One of the things that surprised me about our recent NoSQL benchmarking report was how difficult it was to do correctly. Each of the databases was designed with different assumptions and with different tradeoffs in mind. Designing a common baseline across even key-value stores turned out to be a real challenge once things like consistency and durability are taken into account. Different databases might offer the same consistency guarantee but with completely different side effects (for example Cassandra’s quorum writes versus Couchbase’s write master approach). How do we measure these against each other without using settings that prevent a database from being used the way it is supposed to? The answer is not obvious, and required considerable trial and error.
Once we had the theoretical baselines defined, getting the products to run in the manner we expected just made things all the more complicated. For example, some databases temporarily slow replication when they encounter a traffic spike. That’s a sensible design choice, but can we really equate such durability with those that don’t? What kinds of settings can help ameliorate such behavior?

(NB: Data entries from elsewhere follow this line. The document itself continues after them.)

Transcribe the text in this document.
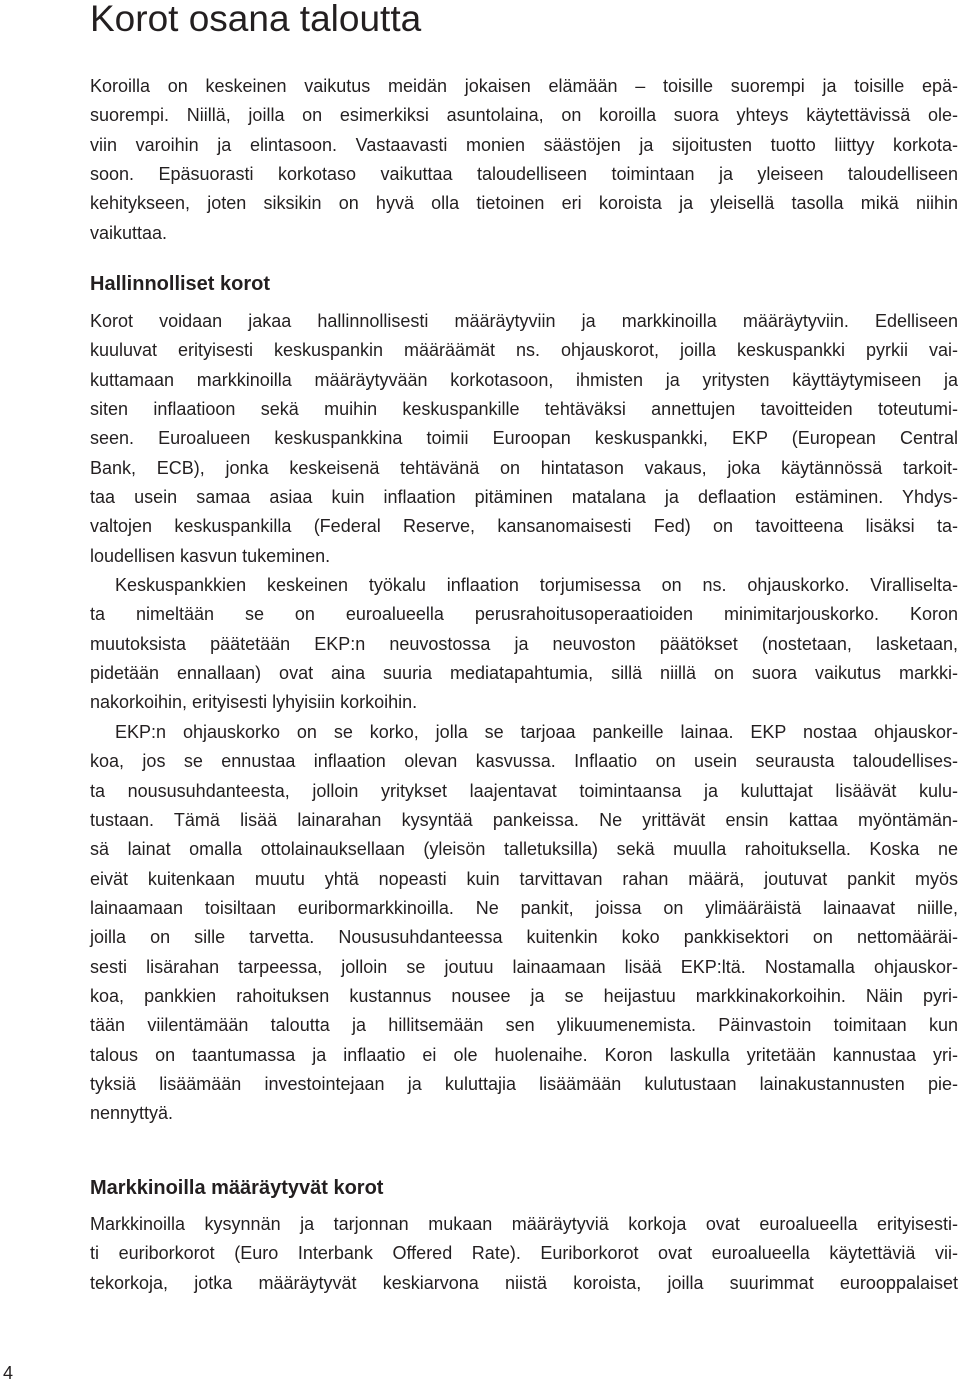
Korot osana taloutta
Koroilla on keskeinen vaikutus meidän jokaisen elämään – toisille suorempi ja toisille epä-
suorempi. Niillä, joilla on esimerkiksi asuntolaina, on koroilla suora yhteys käytettävissä ole-
viin varoihin ja elintasoon. Vastaavasti monien säästöjen ja sijoitusten tuotto liittyy korkota-
soon. Epäsuorasti korkotaso vaikuttaa taloudelliseen toimintaan ja yleiseen taloudelliseen
kehitykseen, joten siksikin on hyvä olla tietoinen eri koroista ja yleisellä tasolla mikä niihin
vaikuttaa.
Hallinnolliset korot
Korot voidaan jakaa hallinnollisesti määräytyviin ja markkinoilla määräytyviin. Edelliseen
kuuluvat erityisesti keskuspankin määräämät ns. ohjauskorot, joilla keskuspankki pyrkii vai-
kuttamaan markkinoilla määräytyvään korkotasoon, ihmisten ja yritysten käyttäytymiseen ja
siten inflaatioon sekä muihin keskuspankille tehtäväksi annettujen tavoitteiden toteutumi-
seen. Euroalueen keskuspankkina toimii Euroopan keskuspankki, EKP (European Central
Bank, ECB), jonka keskeisenä tehtävänä on hintatason vakaus, joka käytännössä tarkoit-
taa usein samaa asiaa kuin inflaation pitäminen matalana ja deflaation estäminen. Yhdys-
valtojen keskuspankilla (Federal Reserve, kansanomaisesti Fed) on tavoitteena lisäksi ta-
loudellisen kasvun tukeminen.
Keskuspankkien keskeinen työkalu inflaation torjumisessa on ns. ohjauskorko. Viralliselta-
ta nimeltään se on euroalueella perusrahoitusoperaatioiden minimitarjouskorko. Koron
muutoksista päätetään EKP:n neuvostossa ja neuvoston päätökset (nostetaan, lasketaan,
pidetään ennallaan) ovat aina suuria mediatapahtumia, sillä niillä on suora vaikutus markki-
nakorkoihin, erityisesti lyhyisiin korkoihin.
EKP:n ohjauskorko on se korko, jolla se tarjoaa pankeille lainaa. EKP nostaa ohjauskor-
koa, jos se ennustaa inflaation olevan kasvussa. Inflaatio on usein seurausta taloudellises-
ta noususuhdanteesta, jolloin yritykset laajentavat toimintaansa ja kuluttajat lisäävät kulu-
tustaan. Tämä lisää lainarahan kysyntää pankeissa. Ne yrittävät ensin kattaa myöntämän-
sä lainat omalla ottolainauksellaan (yleisön talletuksilla) sekä muulla rahoituksella. Koska ne
eivät kuitenkaan muutu yhtä nopeasti kuin tarvittavan rahan määrä, joutuvat pankit myös
lainaamaan toisiltaan euribormarkkinoilla. Ne pankit, joissa on ylimääräistä lainaavat niille,
joilla on sille tarvetta. Noususuhdanteessa kuitenkin koko pankkisektori on nettomääräi-
sesti lisärahan tarpeessa, jolloin se joutuu lainaamaan lisää EKP:ltä. Nostamalla ohjauskor-
koa, pankkien rahoituksen kustannus nousee ja se heijastuu markkinakorkoihin. Näin pyri-
tään viilentämään taloutta ja hillitsemään sen ylikuumenemista. Päinvastoin toimitaan kun
talous on taantumassa ja inflaatio ei ole huolenaihe. Koron laskulla yritetään kannustaa yri-
tyksiä lisäämään investointejaan ja kuluttajia lisäämään kulutustaan lainakustannusten pie-
nennyttyä.
Markkinoilla määräytyvät korot
Markkinoilla kysynnän ja tarjonnan mukaan määräytyviä korkoja ovat euroalueella erityisesti-
ti euriborkorot (Euro Interbank Offered Rate). Euriborkorot ovat euroalueella käytettäviä vii-
tekorkoja, jotka määräytyvät keskiarvona niistä koroista, joilla suurimmat eurooppalaiset
4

Making things worse were problems in YCSB itself. By default, it simply was unable to generate the traffic numbers we needed, even using a “no-op” database driver. We made changes that allowed it to run in a distributed fashion and aggregate results. It also was unable to track and process faults in a sensible way. For example, since these databases are optimized for speed, some databases had a variety of fault conditions. Sometimes they might evict records. Sometimes they might return a result asynchronously asking for a retry. All these things needed to be incorporated into the client for each database in order to test correctly.
In the end, even though this covered a fairly narrow set of databases, what we were able to accomplish is identifying hundreds of configuration variables and their effects on performance, as well as finding and working around a significant number of bugs. That’s why I feel it’s worthwhile to check this report out. There are a lot of benchmark results out there that run against databases at or near default settings, but we hope our results can save companies weeks, if not months, of research and trial and error in turning these top-level numbers into meaningful results.
To dowload and read the report in its entirety, click on the following link: http://thumbtack.net/solutions/ThumbtackWhitePaper.html.
All this raises the question of why even bother to try to make these very different systems comparable to each other. The answer is that we are asked this question all the time by our customers, and we frequently encounter people who are using these systems for exactly the wrong use cases. The questions are very real, so establishing a baseline for answering them is a worthwhile endeavor.